Jean-Paul II et Sœur Lucie en 1982 à Fatima

Fatima et l’expansion du nouveau socialisme.

Une question de plus en plus insistante: la Russie a-t-elle été consacrée au Cœur Immaculé de Marie ?

Réflexions de Giuseppe Nardi

Giuseppe Nardi
katholisches.info
22 février 2021
Traduit de l’allemand par Isabelle

L’attitude de plus en plus offensive des partisans d’un régime socialiste, que ce soit en Europe ou en Amérique Latine, et, pour tout dire, à un niveau global, suscite une interrogation : comment est-il possible que tout à coup les erreurs de la Russie de 1917 se répandent à nouveau, si la Russie a bien été consacrée au Cœur Immaculé de Marie, comme la Mère de Dieu en avait exprimé le souhait à Fatima ?

Sous de nouvelles formes le socialisme, que l’on avait cru vaincu en 1989, se propage à nouveau à la surface du globe. Il apparaît avec beaucoup de nouvelles étiquettes. Une partie d’entre elles seulement se revendique directement du socialisme, en se faisant appeler « socialisme démocratique » ou « socialisme du XXIe siècle ». La plupart du temps, ce « socialisme » se déguise sous des thèmes à la mode comme l’écologie et l’anti-discrimination. Les mots d’ordre sont : changement climatique, Fridays for Future, droits des homosexuels, idéologie du genre, Black Lives Matter… Derrière tout cela se cache une volonté totalitaire, qui ne tolère aucune opinion divergente. Le concept de Cancel Culture n’est que la dénomination la plus récente de ce phénomène.

Par les mesures anti-corona, les peuples ont été habitués à accepter sans broncher les mesures coercitives édictées par leurs gouvernements respectifs, – et même à y collaborer, à ostraciser ceux qui pensent autrement. Il y a, dans le processus orchestré à grande échelle qui se déroule aujourd’hui, un aspect psychologique qu’il ne faut pas sous-estimer. Une des récentes victimes de cette mise au ban sociale est Stefan Mickisch, un spécialiste de Wagner prodigieusement doué, qui fut, à cause de sa critique des mesures anti-corona du gouvernement, interdit de séjour dans la villa Wagner à Bayreuth, comme si ces deux choses avaient un quelconque rapport entre elles. Il a été attaqué de manière abjecte par les médias mainstream et démoli. C’est exactement ainsi que fonctionne l’ostracisme. Vendredi dernier, Michisch s’est ôté la vie à l’âge de 58 ans.

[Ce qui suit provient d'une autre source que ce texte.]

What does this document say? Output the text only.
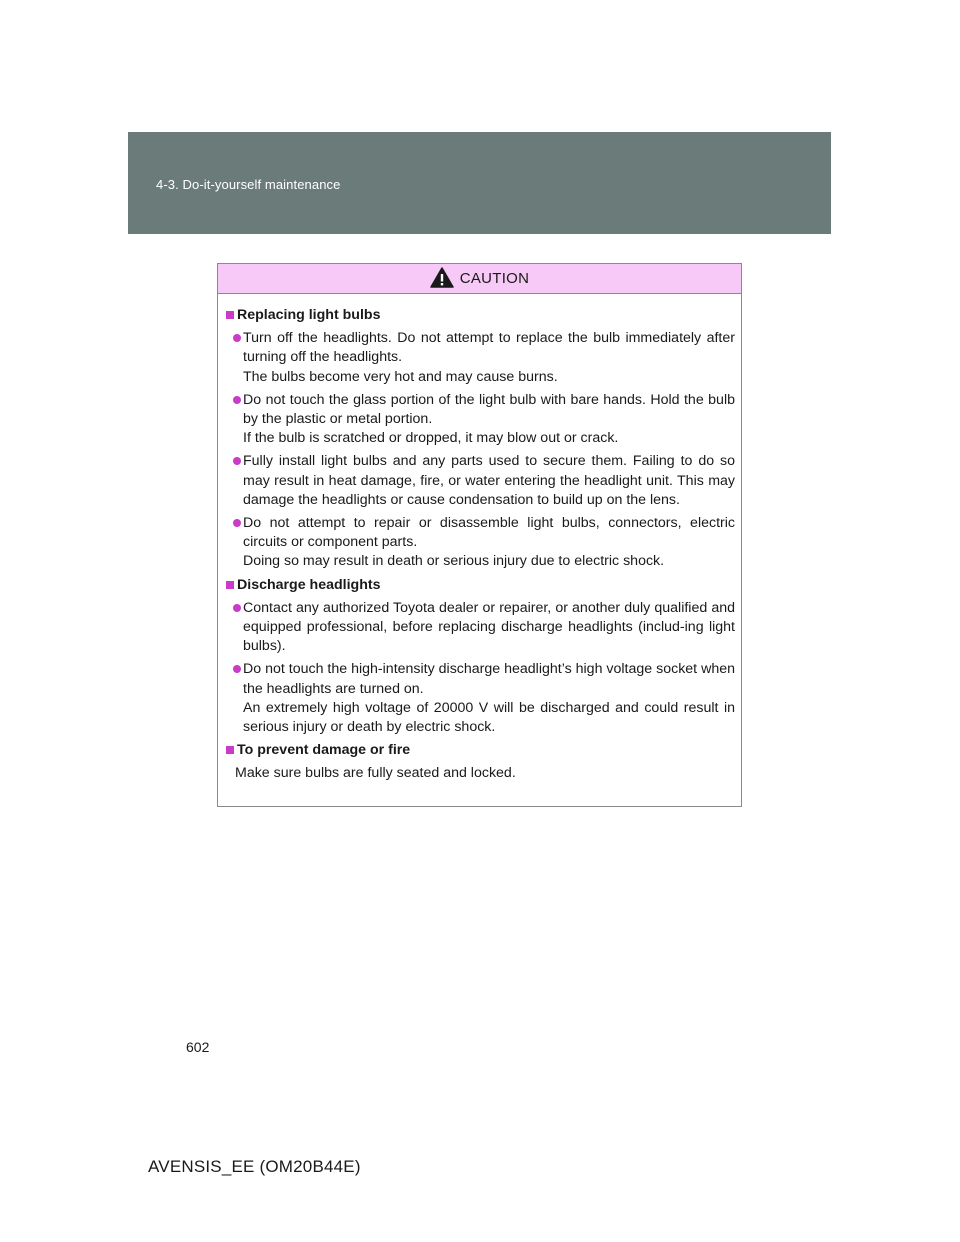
4-3. Do-it-yourself maintenance
CAUTION
Replacing light bulbs

Turn off the headlights. Do not attempt to replace the bulb immediately after turning off the headlights.

The bulbs become very hot and may cause burns.

Do not touch the glass portion of the light bulb with bare hands. Hold the bulb by the plastic or metal portion.

If the bulb is scratched or dropped, it may blow out or crack.

Fully install light bulbs and any parts used to secure them. Failing to do so may result in heat damage, fire, or water entering the headlight unit. This may damage the headlights or cause condensation to build up on the lens.

Do not attempt to repair or disassemble light bulbs, connectors, electric circuits or component parts.

Doing so may result in death or serious injury due to electric shock.

Discharge headlights

Contact any authorized Toyota dealer or repairer, or another duly qualified and equipped professional, before replacing discharge headlights (includ-ing light bulbs).

Do not touch the high-intensity discharge headlight’s high voltage socket when the headlights are turned on.

An extremely high voltage of 20000 V will be discharged and could result in serious injury or death by electric shock.

To prevent damage or fire

Make sure bulbs are fully seated and locked.

602
AVENSIS_EE (OM20B44E)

Le slogan qui revient sans cesse est : « Il n’y a pas d’alternative », ce qui, à l’avance, exclut toute déviation. Dans la fausse pandémie actuelle, les mesures coercitives prises par les États sont présentées comme étant « sans alternative » : or, au lieu de ces mesures, on pourrait investir dans le renforcement du système de santé afin de fournir l’aide nécessaire à ceux (Dieu merci assez peu nombreux !) qui sont réellement atteints d’une affection respiratoire et de protéger le nombre raisonnable de personnes à risques. Sont également dites « sans alternative » les mesures douteuses « contre le changement climatique » et pour un « tournant écologique ». De cette « conversion écologique » parle aussi le pape François, qui fait partie des plus importants promoteurs de la nouvelle Alliance et de l’élargissement de son agenda.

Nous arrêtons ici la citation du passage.